Run tests against seeds the same way as models:

Terminal window
dbt test --select country_codes

A Practical Example: Fiscal Calendar Seed

Finance teams often work on non-standard calendars. A fiscal calendar seed solves the problem of mapping dates to fiscal periods without custom code in every model.

seeds/fiscal_calendar.csv:

calendar_date,fiscal_year,fiscal_quarter,fiscal_month,fiscal_week
2025-01-01,FY2025,Q1,M01,W01
2025-01-02,FY2025,Q1,M01,W01
...
2025-03-31,FY2025,Q1,M03,W13
2025-04-01,FY2025,Q2,M04,W14

Load it once, and every model that needs fiscal context can join against it:

with daily_revenue as (
select
order_date,
sum(order_amount_usd) as revenue
from {{ ref('stg_orders') }}
group by 1
),
with_fiscal as (
select
d.order_date,
d.revenue,
fc.fiscal_year,
fc.fiscal_quarter,
fc.fiscal_month
from daily_revenue d
left join {{ ref('fiscal_calendar') }} fc
on d.order_date = fc.calendar_date
)
select * from with_fiscal

Updating Seeds Over Time

When your reference data changes, update the CSV file in your repo and run:

Terminal window
dbt seed --full-refresh

The --full-refresh flag drops and recreates the table, which is necessary when columns change or rows are deleted. Without it, dbt appends new rows but does not remove old ones.

For seeds that update frequently, consider whether a proper ingestion tool would be a better fit than maintaining a CSV manually.


Seeds in CI/CD Pipelines

In most CI/CD setups, you include dbt seed as a step before dbt build:

Terminal window
dbt deps # install packages
dbt seed # load reference CSVs
dbt build # run models, snapshots, tests

This ensures reference tables are always current before models that depend on them run.


2025-2026 Notes on Seeds

Seeds have remained stable as a feature, but a few patterns have emerged in how teams use them:

Separate schema for seeds β€” Most teams now configure seeds to land in a dedicated schema (like reference or static) so they are visually distinct from transformed models in the warehouse catalog.

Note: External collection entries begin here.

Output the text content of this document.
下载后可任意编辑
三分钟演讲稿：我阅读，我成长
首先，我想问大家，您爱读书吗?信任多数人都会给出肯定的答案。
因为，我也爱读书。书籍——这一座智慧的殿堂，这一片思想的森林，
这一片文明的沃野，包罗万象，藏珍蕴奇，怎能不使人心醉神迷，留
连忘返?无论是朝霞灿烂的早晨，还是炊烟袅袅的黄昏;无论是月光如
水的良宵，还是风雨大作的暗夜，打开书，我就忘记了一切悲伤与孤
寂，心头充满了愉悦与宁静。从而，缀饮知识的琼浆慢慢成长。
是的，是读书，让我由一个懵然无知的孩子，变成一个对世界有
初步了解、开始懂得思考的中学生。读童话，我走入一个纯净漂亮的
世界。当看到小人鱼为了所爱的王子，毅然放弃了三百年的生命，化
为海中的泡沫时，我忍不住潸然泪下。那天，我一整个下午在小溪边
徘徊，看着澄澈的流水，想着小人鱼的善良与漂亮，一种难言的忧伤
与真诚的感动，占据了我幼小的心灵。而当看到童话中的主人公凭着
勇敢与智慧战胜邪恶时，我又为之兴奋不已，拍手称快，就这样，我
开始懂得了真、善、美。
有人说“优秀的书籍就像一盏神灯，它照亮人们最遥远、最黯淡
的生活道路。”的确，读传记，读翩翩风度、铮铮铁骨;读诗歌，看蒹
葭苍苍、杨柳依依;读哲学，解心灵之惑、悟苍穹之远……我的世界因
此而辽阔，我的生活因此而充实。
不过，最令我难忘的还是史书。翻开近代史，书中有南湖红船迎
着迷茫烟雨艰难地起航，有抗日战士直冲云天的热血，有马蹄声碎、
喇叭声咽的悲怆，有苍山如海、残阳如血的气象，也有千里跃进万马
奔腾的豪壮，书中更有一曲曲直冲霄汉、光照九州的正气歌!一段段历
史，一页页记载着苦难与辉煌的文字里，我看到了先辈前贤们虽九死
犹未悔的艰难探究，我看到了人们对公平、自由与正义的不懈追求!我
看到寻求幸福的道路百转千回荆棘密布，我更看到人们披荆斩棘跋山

Seeds as a last resort β€” The dbt community increasingly treats seeds as a last resort rather than a convenience. If data has a live source (even a Google Sheet), tools like Airbyte or custom connectors are preferred because they automate updates. Seeds work best for data that genuinely has no automated source.

dbt packages with shared seeds β€” Some open-source dbt packages include seed files (like the dbt-date package’s holiday calendars). These install via dbt deps and can be referenced with {{ ref('package_name', 'seed_name') }}.


Seeds are a small feature with a clear use case: getting manually-maintained reference data into your warehouse, versioned alongside your models, with the same testing and documentation infrastructure you use for everything else. Used correctly, they eliminate the category of β€œdata that lives in a spreadsheet and gets joined in by hand.”